This guide uses Google Sheets, but it can also be helpful for users of other apps like Xero and QuickBooks.
How to Split a Multi-Page PDF Invoice and Extract Data using Zapier
This tutorial demonstrates using the PDF.co API to split a PDF containing 5 invoices into individual files. It shows how to identify a keyword to split the PDF, extract details from each invoice, and add the data to a Google Spreadsheet using the Zapier platform integration.
Here are the simple step-by-step instructions to automate the process using PDF.co and Zapier.
IN THIS TUTORIAL
Step 1: Google Drive New File in Folder
Use the Google Drive New File in Folder option to select the specific PDF file containing the multiple invoices that you need to process.
Step 2: Setup Google Drive Configuration
- Select My Google Drive as the drive to be used for this automation.
- Choose the specific folder within your Google Drive where the PDF file containing the multiple invoices is located.
Step 3: Test Trigger
Test trigger to access the specific file in your Google Drive folder.
Step 4: Add PDF.co App
Add the PDF.co app and the Split PDF Based on Text Search feature to split the PDF invoice into individual invoices.
Step 5: Setup PDF.co Configuration
- Set the Source PDF URL property to point to the PDF file you want to process.
- In the Search String field, enter the unique keyword or text that appears on each page where you want to split the PDF. The splitter will split the document at every page containing this keyword.
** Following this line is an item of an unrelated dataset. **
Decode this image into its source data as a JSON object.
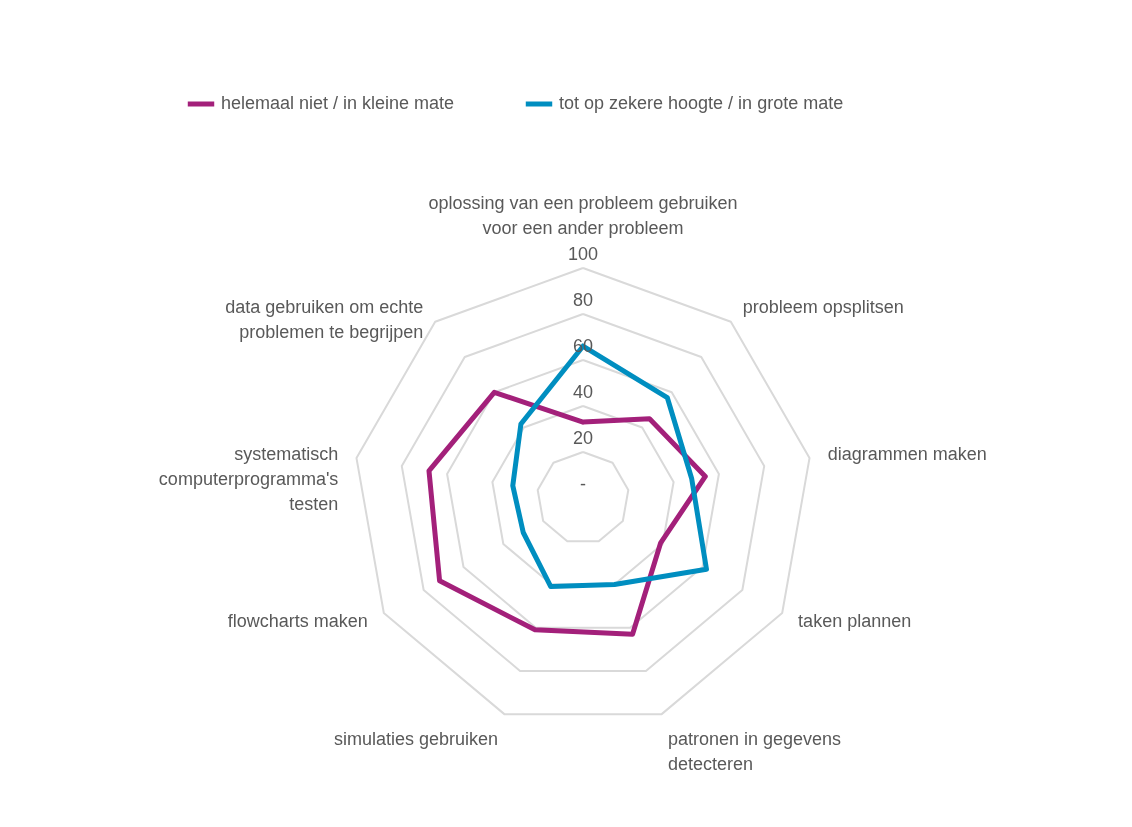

Step 6: Test PDF.co Action
Now, let’s proceed to test the action to split the PDF invoice into individual invoices.
Step 7: Formatter by Zapier
Let's use the Formatter by Zapier to get the link for each of the split pages.
Step 8: Setup Formatter Utilities
- In the Transform field, select Line - item to Text.
- In the Input field, choose the Urls generated by the PDF Split module.
- Set the Separator field to ||, which will be used to separate the individual invoice URLs.
Step 9: Test Formatter
Let's test the Formatter by Zapier to format the PDF invoice URLs for extraction.
Step 10: Looping by Zapier
Let's integrate the Looping by Zapier to our workflow to process each invoice URL individually. We'll use the Create Loop From Text option.
Step 11: Setup Looping from Text
- In the Values to Loop field, enter the variable name for the invoice URLs. This variable will reference each URL in the loop. In the next text box, select the Output Text from the previous module.
- Enter the separator || as the Text Delimiter.
Step 12: Test Looping from Text
Let's test the Looping by Zapier to iterate through each invoice URL.
Step 13: PDF.co Document Parser
Let's add the PDF.co Document Parser feature to extract information from each of these individual invoices.
Step 14: Setup Document Parser
- Select the Invoice URL from the output of the looping step.
- Add the Template Id of the custom template you created for this document. If you are new to Document Parser and haven't created a template yet, please visit the Document Parser Manager here: https://app.pdf.co/document-parser-tool/playground/choose-template-group
Step 15: Test Document Parser
After setting up the configuration, test the action to extract the data from the PDF invoice.
Step 16: Add Google Sheets
Let's integrate the Google Sheets action to save the extracted data from the invoices and select the Create Multiple Spreadsheet Rows option to save the extracted data from each invoice into separate rows.
Step 17: Setup Google Sheets
- Specify My Google Drive as the storage location.
- Choose the target Spreadsheet and Worksheet to save the extracted data.
- Map the parsed invoice data to the corresponding columns in the Google Sheet
Step 18: Test Action and See Result
Now, test the action and then open your Google Sheets spreadsheet to review the result.
In conclusion, this tutorial has shown you how to efficiently split a large PDF with multiple invoices into individual files using a specific keyword. By using the PDF.co API and the Zapier platform, you can easily extract invoice details and add them to a Google Spreadsheet. This automated process simplifies invoice management, enhances data accuracy, and saves time, allowing you to focus on more important business tasks.